2. **Moderate Performers:**
   - Barbers with average time gaps around the mean (e.g., Barberman Abdul at 96.75 minutes) represent a balance between quality and efficiency.

3. **Efficient Performers:**
   - Barbers like Muhammad Aliev Mustanir (88.70 minutes) and Dimas Ari Susanto (88.42 minutes) demonstrate quicker service, which could result from:
   - Streamlined processes.
   - Handling simpler or faster tasks.

4. **Overall Trend:**
   - The range of average time gaps highlights a diversity in service styles. Extreme outliers may indicate opportunities for process improvements or specialized training.

### Recommendations

#### For Barbers with Longer Time Gaps:
1. **Process Streamlining:**
   - Offer training to enhance efficiency in areas like preparation, execution, and cleanup.

2. **Root Cause Analysis:**
   - Investigate causes for longer times, such as service complexity, and address recurring inefficiencies.

3. **Leverage Expertise:**
   - Position these barbers for premium services where additional time aligns with customer expectations.

#### For Efficient Barbers:
1. **Reward Performance:**
   - Recognize and incentivize barbers like Muhammad Aliev Mustanir and Dimas Ari Susanto for their efficiency to sustain motivation.

2. **Knowledge Sharing:**
   - Encourage them to mentor peers by sharing tips for maintaining quality while minimizing time gaps.

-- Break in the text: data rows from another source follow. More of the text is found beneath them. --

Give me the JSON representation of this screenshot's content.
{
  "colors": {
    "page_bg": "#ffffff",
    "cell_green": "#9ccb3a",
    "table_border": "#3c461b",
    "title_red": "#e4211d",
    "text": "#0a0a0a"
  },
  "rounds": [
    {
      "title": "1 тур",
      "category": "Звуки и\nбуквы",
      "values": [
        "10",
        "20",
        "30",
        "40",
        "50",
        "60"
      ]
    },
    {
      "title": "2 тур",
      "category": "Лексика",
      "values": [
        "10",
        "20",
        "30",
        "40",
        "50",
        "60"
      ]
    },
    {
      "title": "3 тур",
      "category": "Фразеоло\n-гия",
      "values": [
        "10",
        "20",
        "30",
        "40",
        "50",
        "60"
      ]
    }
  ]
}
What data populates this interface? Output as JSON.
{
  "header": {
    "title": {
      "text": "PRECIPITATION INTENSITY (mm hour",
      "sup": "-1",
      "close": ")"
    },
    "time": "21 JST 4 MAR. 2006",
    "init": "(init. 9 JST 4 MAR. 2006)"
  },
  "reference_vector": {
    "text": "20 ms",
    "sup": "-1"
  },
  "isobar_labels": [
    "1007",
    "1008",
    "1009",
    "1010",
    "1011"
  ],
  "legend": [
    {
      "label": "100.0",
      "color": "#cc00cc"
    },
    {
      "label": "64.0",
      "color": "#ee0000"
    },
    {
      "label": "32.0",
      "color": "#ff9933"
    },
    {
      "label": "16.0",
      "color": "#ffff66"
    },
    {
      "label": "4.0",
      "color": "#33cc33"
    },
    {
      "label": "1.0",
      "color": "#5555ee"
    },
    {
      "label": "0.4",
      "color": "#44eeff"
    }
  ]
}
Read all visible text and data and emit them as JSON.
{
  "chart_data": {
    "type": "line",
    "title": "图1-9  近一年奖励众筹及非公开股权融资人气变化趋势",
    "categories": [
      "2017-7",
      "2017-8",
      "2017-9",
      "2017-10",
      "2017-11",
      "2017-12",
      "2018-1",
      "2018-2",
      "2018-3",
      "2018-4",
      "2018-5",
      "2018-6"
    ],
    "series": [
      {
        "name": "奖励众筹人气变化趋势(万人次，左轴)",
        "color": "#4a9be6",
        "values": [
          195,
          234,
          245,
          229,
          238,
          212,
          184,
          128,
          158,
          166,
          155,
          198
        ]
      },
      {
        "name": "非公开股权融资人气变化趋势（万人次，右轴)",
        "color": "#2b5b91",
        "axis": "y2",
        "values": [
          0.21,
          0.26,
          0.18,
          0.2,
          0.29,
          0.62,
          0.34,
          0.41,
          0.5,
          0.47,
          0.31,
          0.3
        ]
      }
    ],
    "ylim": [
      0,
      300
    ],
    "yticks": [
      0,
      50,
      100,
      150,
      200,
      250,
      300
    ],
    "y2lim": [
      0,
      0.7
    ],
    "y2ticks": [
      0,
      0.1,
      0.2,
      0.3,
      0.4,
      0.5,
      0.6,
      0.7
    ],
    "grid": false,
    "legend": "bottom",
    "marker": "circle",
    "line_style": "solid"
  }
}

#### Operational Improvements:
1. **Balanced Scheduling:**
   - Adjust appointment durations based on historical performance metrics to better match each barber’s pace.

2. **Customer Distribution:**
   - Evenly distribute workload to prevent overburdening efficient barbers and ensure all barbers are fully utilized.

3. **Performance Reviews:**
   - Continuously monitor average time gaps and provide actionable feedback to maintain balance between speed and quality.

#### Customer Experience:
1. **Transparency in Service Times:**
   - Clearly communicate estimated service times to manage expectations and improve satisfaction.

2. **Customized Pricing:**
   - Introduce pricing tiers that reflect service duration and expertise, ensuring perceived value aligns with customer experiences.